La dernière caractéristique inconnue du Noachien concerne les raisons de la fin de cette époque. En effet, les terrains d’âge plus jeunes que le Noachien ne présentent aucune des caractéristiques développées précédemment, ce qui signifie qu’au moins un évènement majeur a complètement réorienté l’activité martienne. Le problème vient du fait que plusieurs événements interviennent à la même époque à l’échelle de la planète. En premier lieu, le champ magnétique de la planète s’annule (Solomon et al., 2005 ; Carr et Head, 2010), ce qui laisse l’atmosphère à la merci des vents solaires. Le bombardement tardif n’intervient qu’après la fin de l’activité du champ magnétique, car la plupart des bassins d’impacts ne présente pas de champ magnétique résiduel. Ensuite il est possible que le bombardement tardif ait provoqué des pertes de matière par dégazage dans l’espace. Un puissant volcanisme aurait ensuite recouvert une partie des terrains d’âge Noachien et aurait changé la composition de l’atmosphère pour lui donner celle qu’elle aura durant les millions d’années à venir (Phillips et al., 2001 ; Carr et Head, 2010). Cette hypothèse n’est pas entièrement satisfaisante. Par exemple, l’interrogation la plus connue est relative à la présence des phyllosilicates exclusivement sur les terrains les plus élevés topographiquement.
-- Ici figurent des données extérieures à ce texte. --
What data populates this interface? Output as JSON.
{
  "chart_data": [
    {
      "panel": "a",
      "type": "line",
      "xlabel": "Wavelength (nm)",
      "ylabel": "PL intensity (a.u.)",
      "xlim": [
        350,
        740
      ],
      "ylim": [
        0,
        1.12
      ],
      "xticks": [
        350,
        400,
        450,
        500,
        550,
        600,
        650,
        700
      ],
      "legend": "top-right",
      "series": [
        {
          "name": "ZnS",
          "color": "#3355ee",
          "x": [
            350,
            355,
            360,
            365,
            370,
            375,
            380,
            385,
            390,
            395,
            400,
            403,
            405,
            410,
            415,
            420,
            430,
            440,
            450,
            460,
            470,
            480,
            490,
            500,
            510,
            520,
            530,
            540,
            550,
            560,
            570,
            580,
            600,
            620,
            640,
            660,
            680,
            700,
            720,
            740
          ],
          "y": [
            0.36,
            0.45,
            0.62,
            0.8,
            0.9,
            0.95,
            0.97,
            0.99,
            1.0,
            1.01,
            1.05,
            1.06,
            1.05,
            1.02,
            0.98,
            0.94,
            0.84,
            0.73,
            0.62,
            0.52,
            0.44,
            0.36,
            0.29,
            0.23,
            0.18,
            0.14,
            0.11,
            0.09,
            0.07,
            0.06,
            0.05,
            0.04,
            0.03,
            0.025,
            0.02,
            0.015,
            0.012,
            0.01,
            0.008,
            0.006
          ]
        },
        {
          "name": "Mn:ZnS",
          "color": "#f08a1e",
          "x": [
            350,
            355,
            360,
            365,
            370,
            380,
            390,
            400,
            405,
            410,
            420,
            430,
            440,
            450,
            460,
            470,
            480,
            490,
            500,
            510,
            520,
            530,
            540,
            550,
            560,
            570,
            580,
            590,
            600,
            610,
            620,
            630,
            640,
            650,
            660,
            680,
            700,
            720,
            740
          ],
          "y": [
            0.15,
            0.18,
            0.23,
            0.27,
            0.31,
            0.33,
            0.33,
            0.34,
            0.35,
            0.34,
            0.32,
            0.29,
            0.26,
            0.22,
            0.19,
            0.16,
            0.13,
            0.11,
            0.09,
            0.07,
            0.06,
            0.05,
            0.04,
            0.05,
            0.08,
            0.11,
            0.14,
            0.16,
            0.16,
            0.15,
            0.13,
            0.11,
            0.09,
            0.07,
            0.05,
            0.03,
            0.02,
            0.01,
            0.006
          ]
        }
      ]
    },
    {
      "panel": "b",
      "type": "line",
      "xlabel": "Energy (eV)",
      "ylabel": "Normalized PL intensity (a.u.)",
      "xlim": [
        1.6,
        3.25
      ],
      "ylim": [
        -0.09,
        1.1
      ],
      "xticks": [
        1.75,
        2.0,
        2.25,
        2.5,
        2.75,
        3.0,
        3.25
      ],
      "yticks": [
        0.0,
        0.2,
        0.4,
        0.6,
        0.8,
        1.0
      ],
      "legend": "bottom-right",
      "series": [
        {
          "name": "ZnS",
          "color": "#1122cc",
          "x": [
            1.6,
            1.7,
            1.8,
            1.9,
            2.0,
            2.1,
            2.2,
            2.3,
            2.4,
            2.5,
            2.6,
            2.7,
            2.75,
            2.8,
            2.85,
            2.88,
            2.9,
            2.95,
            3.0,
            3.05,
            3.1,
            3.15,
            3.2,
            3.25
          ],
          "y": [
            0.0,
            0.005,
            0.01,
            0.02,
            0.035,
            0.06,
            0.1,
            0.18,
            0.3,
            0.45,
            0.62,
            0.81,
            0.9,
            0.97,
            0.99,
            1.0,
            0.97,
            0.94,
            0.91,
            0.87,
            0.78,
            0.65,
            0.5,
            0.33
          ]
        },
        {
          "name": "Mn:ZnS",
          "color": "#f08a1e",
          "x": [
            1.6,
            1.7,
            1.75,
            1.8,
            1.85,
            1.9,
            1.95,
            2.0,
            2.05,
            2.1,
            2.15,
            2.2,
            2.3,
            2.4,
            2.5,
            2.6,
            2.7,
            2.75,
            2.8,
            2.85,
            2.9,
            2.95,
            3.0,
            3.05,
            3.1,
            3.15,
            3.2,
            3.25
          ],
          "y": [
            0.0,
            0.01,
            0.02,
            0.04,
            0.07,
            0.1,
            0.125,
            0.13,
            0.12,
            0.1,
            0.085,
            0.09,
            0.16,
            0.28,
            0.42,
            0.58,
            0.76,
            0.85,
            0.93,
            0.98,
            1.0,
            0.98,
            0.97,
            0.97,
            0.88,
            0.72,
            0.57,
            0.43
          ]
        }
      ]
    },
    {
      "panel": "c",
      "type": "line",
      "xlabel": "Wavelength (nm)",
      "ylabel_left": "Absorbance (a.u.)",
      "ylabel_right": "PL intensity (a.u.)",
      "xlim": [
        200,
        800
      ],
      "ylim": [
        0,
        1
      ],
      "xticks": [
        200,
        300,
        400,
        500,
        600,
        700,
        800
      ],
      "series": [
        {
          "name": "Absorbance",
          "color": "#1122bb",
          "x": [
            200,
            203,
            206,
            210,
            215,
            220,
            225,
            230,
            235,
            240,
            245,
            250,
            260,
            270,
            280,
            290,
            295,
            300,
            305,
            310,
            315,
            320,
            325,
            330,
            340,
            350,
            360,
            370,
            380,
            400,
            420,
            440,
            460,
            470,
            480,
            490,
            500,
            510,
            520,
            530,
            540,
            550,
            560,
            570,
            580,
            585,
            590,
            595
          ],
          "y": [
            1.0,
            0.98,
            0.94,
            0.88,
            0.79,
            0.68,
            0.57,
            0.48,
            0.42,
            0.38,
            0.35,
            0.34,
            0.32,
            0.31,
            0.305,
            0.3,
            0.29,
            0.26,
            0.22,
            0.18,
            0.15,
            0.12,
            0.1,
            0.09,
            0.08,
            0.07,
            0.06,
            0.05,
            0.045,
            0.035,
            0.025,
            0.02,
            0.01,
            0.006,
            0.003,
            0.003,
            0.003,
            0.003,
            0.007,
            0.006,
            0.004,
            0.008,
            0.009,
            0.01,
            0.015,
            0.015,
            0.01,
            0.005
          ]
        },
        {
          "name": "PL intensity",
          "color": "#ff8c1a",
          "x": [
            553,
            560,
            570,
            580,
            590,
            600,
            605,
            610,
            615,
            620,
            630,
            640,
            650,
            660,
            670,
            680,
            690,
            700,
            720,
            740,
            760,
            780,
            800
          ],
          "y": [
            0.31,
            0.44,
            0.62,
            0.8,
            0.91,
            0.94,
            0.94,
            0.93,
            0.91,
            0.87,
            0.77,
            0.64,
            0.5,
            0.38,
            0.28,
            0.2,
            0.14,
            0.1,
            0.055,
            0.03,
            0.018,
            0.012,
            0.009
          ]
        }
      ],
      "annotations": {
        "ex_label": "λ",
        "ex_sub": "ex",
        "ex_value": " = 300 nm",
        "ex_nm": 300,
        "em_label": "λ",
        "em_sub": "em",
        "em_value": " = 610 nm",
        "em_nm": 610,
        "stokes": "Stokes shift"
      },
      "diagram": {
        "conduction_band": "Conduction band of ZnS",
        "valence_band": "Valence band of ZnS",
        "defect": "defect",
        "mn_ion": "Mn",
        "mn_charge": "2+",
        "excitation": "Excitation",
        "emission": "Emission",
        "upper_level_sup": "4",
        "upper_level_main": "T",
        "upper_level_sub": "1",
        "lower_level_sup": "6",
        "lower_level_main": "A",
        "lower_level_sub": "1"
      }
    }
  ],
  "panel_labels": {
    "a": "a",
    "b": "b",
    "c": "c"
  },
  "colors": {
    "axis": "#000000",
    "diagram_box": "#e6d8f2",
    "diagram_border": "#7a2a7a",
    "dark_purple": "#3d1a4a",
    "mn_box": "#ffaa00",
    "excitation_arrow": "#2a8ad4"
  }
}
En effet, par gravité, l’eau a tendance à s’écouler vers les points les plus bas et aurait donc dû entraîner les phyllosilicates et produire des accumulations d’argiles dans les points topographiques les plus bas. Mais les terrains martiens de basse altitude ne montrent aucune évidence de la présence de phyllosilicates. Outre la question du relief entre les terrains du Phyllosien, plus hauts, et ceux des périodes postérieures, plus bas, la question du changement de minéralogie entre ces périodes induit par un changement d’atmosphère reste également inexpliquée. Plusieurs études ont tenté d’expliquer ce phénomène par un volcanisme,

notamment à SO2, intense dans la durée et dans l’ampleur, qui aurait remodelé à la fois la

surface et l’atmosphère (Bibring et al., 2006). Cependant, aucun mécanisme connu ne semble expliquer comment les gaz éjectés lors du volcanisme, processus présent durant le Noachien depuis la formation de la planète, ont pu changer de composition pour permettre la précipitation importante de sulfates aux dépens des phyllosilicates. De plus, compte tenu de la composition

de l’atmosphère actuelle de Mars, principalement composée de CO2, se pose la question d’un

second changement.

Afin de répondre à ces interrogations, certains auteurs (Wilhelms et Squyres, 1984 ; Andrews-Hanna et al., 2008 ; Marinova et al., 2008 ; Nimmo et al., 2008) évoquent la possibilité qu’un ou plusieurs impacts géants aient percuté Mars au niveau de la calotte polaire Nord, emportant une partie de la croûte et des gaz de l’atmosphère. Cet impact ou ces impacts, d’une puissance énorme, seraient le facteur déclencheur de l’arrêt du champ magnétique

martien (Nimmo et al., 2008), ce qui expliquerait également pourquoi des résidus de champ magnétique sont encore observables dans les grandes plaines du Nord. Ensuite, peu après, le bombardement tardif a redessiné la surface martienne avec des impacts comme Hellas ou Utopia. Avec le refroidissement de la croûte, une nouvelle calotte polaire est apparue composée de glace d’eau pure alimentée par l’atmosphère.